Under my point of view, the potential of such a technique is beyond doubt. It is true that its use is quite unlikely regarding nucleic acids intracellular delivery, at least in common cell lines used daily in laboratory. Other easy and cheap methodologies are already working with that aim long ago in scientific research, where the chemical toxicity and/or the risk of vector chromosomal integration are not the big drawbacks. As far as I’m concerned, the greatest advantage of this delivery system (other than the potential in therapeutics) mainly appears in its ability to introduce other large macromolecules into many cells types at high throughput. Proteins or even non-biologic materials could be used as sensors or probes in living cells. This latter point opens a door that could help considerably to understand the molecular mechanisms of life. Traditionally, natural fluorescent proteins have been used as probes in living cell systems used (by cloning their sequences in frame with the protein of interest). They are quite useful but it is really challenging using them to track only few proteins inside the cell due to technical limitations, e.g. it is necessary to reach certain local concentration, usually high, of fluorophore tagged protein to make it visible.
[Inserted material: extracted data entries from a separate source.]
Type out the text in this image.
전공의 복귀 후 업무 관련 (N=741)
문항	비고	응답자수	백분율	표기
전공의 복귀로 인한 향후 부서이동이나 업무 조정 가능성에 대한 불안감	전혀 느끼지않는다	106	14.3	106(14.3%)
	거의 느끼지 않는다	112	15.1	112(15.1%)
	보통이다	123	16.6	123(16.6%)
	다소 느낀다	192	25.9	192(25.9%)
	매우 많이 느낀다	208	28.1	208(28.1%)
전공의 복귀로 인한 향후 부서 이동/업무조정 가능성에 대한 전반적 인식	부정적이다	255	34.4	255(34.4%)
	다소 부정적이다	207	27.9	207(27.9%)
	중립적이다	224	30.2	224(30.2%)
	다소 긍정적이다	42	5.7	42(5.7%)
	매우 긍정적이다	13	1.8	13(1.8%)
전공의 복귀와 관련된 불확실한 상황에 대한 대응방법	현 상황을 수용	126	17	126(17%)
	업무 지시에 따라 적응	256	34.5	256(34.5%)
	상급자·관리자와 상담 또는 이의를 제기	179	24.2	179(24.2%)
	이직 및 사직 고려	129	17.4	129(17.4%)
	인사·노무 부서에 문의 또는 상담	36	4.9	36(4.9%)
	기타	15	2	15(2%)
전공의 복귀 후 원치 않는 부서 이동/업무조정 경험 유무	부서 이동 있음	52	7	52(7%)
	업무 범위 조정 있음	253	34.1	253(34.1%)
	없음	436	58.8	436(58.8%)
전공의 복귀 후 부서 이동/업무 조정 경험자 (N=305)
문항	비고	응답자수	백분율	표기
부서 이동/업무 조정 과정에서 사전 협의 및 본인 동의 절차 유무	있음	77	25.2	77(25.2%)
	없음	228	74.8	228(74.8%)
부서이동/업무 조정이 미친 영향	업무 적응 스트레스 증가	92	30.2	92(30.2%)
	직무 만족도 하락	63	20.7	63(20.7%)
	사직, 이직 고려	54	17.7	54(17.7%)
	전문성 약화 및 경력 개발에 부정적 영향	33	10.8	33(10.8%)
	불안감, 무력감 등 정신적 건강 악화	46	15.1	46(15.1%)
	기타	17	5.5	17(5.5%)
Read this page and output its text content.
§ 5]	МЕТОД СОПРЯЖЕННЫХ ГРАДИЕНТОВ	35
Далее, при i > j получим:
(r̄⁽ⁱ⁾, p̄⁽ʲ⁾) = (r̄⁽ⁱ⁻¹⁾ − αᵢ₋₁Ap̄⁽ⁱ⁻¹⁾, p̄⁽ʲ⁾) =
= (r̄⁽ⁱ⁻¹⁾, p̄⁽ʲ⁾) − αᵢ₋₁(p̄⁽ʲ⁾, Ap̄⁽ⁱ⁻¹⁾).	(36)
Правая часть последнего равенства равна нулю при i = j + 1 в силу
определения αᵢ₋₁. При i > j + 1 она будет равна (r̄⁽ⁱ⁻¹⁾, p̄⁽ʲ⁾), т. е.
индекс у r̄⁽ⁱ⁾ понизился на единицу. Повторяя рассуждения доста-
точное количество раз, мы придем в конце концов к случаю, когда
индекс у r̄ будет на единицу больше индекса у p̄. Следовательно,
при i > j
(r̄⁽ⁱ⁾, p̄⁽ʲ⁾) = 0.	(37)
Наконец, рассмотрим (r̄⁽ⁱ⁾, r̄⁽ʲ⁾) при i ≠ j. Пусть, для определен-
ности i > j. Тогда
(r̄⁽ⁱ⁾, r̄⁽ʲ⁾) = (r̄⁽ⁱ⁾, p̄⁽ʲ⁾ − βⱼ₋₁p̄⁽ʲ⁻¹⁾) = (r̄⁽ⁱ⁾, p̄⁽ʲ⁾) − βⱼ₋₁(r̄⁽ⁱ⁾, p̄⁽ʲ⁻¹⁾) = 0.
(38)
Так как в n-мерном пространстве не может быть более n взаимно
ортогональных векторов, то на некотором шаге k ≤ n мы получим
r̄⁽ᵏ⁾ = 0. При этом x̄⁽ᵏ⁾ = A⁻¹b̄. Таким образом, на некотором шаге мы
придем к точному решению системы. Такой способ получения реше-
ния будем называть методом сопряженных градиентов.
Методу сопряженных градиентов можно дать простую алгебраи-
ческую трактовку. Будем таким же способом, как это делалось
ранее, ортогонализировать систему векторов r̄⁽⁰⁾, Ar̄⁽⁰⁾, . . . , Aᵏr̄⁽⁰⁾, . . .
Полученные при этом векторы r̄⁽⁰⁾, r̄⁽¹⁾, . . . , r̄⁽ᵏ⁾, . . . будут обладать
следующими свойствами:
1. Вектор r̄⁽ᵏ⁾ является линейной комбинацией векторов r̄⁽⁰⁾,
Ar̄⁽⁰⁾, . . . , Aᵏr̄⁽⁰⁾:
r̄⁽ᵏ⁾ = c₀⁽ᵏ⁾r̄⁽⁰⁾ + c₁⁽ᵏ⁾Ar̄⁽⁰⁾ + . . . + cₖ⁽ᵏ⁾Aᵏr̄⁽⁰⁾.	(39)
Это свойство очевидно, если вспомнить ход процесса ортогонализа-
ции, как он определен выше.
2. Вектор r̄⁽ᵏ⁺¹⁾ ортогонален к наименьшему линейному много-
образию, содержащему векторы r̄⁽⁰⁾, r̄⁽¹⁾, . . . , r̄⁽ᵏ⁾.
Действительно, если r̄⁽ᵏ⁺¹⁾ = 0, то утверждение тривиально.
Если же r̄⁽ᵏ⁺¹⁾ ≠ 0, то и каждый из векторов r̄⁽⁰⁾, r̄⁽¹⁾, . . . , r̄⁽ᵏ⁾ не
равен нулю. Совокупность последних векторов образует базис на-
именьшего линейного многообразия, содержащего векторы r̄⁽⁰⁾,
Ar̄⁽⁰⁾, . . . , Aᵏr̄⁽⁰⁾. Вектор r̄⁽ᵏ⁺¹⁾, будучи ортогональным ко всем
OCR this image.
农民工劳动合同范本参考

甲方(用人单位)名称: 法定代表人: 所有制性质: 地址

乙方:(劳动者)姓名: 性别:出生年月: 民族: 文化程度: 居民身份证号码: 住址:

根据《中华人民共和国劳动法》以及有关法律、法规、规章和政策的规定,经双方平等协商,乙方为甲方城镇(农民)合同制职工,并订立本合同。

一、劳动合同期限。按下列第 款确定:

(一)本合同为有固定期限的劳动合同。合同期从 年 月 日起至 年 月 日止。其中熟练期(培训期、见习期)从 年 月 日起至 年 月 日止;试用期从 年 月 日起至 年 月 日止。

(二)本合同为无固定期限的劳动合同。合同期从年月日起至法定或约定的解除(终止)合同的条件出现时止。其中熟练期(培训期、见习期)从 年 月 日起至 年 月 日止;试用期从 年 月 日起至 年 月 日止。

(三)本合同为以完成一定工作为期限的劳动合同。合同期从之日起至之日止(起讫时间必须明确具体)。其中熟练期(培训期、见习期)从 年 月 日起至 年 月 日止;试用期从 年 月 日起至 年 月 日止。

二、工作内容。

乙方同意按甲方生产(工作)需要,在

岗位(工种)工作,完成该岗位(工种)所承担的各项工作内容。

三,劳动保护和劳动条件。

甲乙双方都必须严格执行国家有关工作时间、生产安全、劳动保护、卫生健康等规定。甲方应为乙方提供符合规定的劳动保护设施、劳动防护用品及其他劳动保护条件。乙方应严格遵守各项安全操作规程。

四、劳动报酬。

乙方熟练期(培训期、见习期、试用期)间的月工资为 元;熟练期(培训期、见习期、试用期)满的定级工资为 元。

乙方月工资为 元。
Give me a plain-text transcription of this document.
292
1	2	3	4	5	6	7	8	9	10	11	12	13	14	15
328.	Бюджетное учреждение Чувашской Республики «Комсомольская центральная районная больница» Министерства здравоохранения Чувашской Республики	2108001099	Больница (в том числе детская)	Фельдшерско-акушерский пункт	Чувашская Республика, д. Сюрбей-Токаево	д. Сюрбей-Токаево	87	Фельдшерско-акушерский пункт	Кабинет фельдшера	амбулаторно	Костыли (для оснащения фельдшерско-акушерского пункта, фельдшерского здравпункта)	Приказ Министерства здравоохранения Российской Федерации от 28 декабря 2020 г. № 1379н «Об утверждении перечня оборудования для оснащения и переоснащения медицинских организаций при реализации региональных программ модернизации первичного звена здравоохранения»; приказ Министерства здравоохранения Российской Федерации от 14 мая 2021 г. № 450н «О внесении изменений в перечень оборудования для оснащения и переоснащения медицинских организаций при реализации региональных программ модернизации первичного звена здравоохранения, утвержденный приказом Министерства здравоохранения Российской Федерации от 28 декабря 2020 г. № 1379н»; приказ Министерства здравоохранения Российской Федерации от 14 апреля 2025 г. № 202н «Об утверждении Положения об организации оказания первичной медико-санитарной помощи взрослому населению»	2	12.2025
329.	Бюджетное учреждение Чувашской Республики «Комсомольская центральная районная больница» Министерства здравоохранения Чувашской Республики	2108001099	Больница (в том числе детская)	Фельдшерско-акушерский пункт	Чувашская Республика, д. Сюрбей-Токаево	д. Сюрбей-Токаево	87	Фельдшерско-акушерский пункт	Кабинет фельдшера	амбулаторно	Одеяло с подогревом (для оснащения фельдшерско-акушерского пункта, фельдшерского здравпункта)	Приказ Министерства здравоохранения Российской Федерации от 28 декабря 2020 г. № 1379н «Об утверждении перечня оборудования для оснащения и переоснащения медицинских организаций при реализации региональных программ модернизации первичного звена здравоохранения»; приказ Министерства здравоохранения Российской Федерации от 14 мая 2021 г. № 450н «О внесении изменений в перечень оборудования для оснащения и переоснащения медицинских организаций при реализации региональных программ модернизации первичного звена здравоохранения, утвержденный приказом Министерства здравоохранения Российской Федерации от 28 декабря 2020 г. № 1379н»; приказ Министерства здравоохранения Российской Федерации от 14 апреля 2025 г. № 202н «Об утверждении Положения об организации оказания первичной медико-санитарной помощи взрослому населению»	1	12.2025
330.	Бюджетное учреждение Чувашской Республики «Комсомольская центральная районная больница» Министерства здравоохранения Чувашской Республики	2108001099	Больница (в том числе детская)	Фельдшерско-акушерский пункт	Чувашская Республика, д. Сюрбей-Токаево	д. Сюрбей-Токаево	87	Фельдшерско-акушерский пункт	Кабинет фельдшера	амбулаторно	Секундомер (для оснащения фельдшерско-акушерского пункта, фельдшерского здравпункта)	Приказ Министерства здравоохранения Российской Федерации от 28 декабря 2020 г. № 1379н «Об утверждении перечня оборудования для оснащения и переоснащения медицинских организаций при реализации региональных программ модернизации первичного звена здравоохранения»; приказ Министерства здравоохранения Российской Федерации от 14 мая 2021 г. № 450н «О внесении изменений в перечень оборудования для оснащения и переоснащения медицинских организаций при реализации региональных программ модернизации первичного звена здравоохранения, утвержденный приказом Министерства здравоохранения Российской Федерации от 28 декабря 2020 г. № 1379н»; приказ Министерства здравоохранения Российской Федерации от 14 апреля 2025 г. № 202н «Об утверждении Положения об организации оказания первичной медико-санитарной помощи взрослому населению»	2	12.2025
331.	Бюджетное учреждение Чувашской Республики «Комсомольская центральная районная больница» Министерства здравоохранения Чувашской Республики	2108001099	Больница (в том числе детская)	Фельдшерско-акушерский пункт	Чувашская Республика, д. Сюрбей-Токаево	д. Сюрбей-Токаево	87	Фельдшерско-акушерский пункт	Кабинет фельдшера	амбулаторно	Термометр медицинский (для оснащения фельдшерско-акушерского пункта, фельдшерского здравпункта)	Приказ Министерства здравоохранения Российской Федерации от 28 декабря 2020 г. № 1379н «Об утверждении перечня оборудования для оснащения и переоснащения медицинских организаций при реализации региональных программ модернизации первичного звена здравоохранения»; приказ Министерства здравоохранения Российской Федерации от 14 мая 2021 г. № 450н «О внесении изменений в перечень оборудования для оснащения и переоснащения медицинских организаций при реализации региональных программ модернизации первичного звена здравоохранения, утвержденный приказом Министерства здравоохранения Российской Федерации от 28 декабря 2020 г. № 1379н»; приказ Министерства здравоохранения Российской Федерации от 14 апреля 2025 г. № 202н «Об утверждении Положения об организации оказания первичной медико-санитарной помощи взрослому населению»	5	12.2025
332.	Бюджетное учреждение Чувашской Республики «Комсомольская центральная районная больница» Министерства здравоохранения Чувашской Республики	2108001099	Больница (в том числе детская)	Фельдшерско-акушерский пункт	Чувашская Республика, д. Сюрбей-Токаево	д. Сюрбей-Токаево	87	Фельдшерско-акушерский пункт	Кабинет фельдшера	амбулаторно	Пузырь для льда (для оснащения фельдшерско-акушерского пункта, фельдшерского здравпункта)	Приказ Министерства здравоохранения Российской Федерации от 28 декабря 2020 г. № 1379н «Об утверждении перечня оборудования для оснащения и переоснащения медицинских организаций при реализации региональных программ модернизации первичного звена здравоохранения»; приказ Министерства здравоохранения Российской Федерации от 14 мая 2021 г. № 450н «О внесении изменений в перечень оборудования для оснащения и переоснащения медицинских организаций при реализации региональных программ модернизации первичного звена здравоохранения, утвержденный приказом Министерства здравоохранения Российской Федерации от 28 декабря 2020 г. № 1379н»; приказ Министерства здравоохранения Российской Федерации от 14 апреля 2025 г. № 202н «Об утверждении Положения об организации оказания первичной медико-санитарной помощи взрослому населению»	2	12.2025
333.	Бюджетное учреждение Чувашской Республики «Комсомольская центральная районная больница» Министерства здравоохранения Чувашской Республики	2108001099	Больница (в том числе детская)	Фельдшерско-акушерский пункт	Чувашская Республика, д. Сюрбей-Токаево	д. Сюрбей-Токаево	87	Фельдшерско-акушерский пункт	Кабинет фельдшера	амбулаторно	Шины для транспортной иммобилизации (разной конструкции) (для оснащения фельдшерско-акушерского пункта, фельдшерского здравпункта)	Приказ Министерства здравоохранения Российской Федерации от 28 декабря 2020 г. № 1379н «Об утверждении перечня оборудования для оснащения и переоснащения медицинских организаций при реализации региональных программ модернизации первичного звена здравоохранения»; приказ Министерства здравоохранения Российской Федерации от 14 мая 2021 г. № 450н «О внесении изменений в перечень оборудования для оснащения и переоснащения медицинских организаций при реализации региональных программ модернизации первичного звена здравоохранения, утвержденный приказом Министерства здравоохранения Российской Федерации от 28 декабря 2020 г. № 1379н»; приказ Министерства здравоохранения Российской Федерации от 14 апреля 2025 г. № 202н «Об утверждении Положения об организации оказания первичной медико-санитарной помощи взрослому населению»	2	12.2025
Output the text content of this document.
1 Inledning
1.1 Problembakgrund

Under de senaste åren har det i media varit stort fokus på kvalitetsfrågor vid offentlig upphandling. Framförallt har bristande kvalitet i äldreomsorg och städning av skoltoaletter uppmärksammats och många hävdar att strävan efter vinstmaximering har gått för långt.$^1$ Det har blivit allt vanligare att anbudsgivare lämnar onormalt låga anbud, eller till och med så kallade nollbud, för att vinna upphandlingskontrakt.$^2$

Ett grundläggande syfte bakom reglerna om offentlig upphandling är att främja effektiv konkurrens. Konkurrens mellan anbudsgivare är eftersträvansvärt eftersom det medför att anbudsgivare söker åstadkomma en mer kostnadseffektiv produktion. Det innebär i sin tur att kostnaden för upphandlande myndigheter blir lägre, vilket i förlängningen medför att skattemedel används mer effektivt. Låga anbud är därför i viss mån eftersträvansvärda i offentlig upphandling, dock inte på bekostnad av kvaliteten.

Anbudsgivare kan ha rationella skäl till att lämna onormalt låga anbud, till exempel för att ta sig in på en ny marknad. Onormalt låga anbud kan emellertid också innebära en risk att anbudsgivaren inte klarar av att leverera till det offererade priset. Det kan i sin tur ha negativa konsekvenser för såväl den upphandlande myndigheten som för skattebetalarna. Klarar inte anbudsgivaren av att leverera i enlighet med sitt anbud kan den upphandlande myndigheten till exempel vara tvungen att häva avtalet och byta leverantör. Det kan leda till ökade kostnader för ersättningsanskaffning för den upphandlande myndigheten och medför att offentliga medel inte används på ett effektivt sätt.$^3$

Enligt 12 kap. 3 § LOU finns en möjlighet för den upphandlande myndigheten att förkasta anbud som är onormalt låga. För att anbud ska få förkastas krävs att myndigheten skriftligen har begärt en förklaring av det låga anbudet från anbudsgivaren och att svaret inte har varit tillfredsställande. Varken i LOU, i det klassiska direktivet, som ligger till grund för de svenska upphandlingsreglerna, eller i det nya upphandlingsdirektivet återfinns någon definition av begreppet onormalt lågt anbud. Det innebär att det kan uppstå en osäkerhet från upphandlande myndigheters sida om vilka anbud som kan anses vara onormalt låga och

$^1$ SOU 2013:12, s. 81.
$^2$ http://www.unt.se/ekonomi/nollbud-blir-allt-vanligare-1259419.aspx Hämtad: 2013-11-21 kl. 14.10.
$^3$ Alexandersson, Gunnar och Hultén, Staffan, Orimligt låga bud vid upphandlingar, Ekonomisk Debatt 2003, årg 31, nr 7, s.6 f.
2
Now, we have not only the ability to mark proteins in a test tube with more powerfull non-biological probes, but also to introduce them in living cells using these shear-based delivery systems. The possibility of track unambiguously the intracellular journey and activity of a single marked protein inside a happy living cell in certain moment of its development, but not in other, could answer questions which haunt in biochemists and molecular biologist minds for too long.